If $${a_n} = \sum\limits_{r = 0}^n {\frac{1}{{{}^n{C_r}}}} = \frac{1}{{{}^n{C_0}}} + \frac{1}{{{}^n{C_1}}} + \frac{1}{{{}^n{C_2}}} + \ldots + \frac{1}{{{}^n{C_n}}},$$ then find the value of $$\sum\limits_{r = 0}^n {\frac{r}{{{}^n{C_r}}}}$$ in terms of $a_n$. (Where ${{}^n{C_r}}$ is $\frac{{n!}}{{r!\left( {n - r} \right)!}}$.)
Not able to solve it as ${{}^n{C_r}}$ comes in the denominator.

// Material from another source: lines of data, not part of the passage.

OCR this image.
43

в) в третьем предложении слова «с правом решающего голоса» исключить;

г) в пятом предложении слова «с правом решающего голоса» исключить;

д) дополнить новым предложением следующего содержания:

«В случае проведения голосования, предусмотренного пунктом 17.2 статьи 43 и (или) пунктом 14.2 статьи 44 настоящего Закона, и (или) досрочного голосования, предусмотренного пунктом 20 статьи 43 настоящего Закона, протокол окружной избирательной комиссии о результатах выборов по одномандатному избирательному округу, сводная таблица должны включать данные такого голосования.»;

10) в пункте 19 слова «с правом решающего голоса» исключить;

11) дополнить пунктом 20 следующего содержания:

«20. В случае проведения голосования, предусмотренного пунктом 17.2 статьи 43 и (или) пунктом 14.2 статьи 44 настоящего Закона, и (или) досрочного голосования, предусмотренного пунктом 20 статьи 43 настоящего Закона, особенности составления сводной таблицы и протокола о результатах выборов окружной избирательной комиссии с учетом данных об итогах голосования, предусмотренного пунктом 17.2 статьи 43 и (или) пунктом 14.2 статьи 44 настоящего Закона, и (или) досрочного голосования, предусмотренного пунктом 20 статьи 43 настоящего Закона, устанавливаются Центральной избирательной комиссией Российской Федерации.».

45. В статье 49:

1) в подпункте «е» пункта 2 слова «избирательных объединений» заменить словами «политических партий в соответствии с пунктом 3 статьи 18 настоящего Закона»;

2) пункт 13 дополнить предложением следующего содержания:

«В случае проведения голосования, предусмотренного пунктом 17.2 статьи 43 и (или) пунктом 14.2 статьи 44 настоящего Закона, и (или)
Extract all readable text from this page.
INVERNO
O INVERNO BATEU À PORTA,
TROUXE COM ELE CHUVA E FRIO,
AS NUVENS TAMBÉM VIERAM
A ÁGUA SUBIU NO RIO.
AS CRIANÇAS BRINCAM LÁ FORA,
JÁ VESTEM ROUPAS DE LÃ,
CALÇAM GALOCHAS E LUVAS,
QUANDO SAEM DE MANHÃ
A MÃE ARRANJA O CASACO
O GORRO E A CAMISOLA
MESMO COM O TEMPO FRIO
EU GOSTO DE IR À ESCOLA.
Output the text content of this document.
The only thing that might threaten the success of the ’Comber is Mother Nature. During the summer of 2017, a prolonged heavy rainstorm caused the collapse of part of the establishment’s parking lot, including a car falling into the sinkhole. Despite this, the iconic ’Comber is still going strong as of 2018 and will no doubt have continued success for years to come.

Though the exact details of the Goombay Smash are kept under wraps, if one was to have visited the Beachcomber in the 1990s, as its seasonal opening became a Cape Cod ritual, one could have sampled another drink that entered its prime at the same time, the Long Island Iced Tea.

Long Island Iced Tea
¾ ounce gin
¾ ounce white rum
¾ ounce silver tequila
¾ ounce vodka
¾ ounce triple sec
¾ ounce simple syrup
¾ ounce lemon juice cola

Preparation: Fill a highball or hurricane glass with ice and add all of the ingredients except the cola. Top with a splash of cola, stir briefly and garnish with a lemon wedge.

$S=\sum\limits_{r = 0}^n {\frac{r}{{{}^n{C_r}}}}=\frac{0}{{{}^n{C_0}}} + \frac{1}{{{}^n{C_1}}} + \frac{2}{{{}^n{C_2}}} + \ldots + \frac{n}{{{}^n{C_n}}}$
Write same series after Reversing
$S=\frac{n}{{{}^n{C_n}}} + \frac{n-1}{{{}^n{C_{n-1}}}} + \frac{n-2}{{{}^n{C_{n-2}}}} + \ldots + \frac{0}{{{}^n{C_0}}}$
Now Add both series and use ${n\choose r} ={n\choose n-r} $
$2S=\frac{0+n}{{{}^n{C_0}}} + \frac{1+n-1}{{{}^n{C_1}}} + \frac{2+n-2}{{{}^n{C_2}}} + \ldots + \frac{n+0}{{{}^n{C_n}}}$
$\implies$
$2S=\frac{n}{{{}^n{C_0}}} + \frac{n}{{{}^n{C_1}}} + \frac{n}{{{}^n{C_2}}} + \ldots + \frac{n}{{{}^n{C_n}}}$
Hence $S=\dfrac{n}{2}\bigg(\frac{1}{{{}^n{C_0}}} + \frac{1}{{{}^n{C_1}}} + \frac{1}{{{}^n{C_2}}} + \ldots + \frac{1}{{{}^n{C_n}}}\bigg)$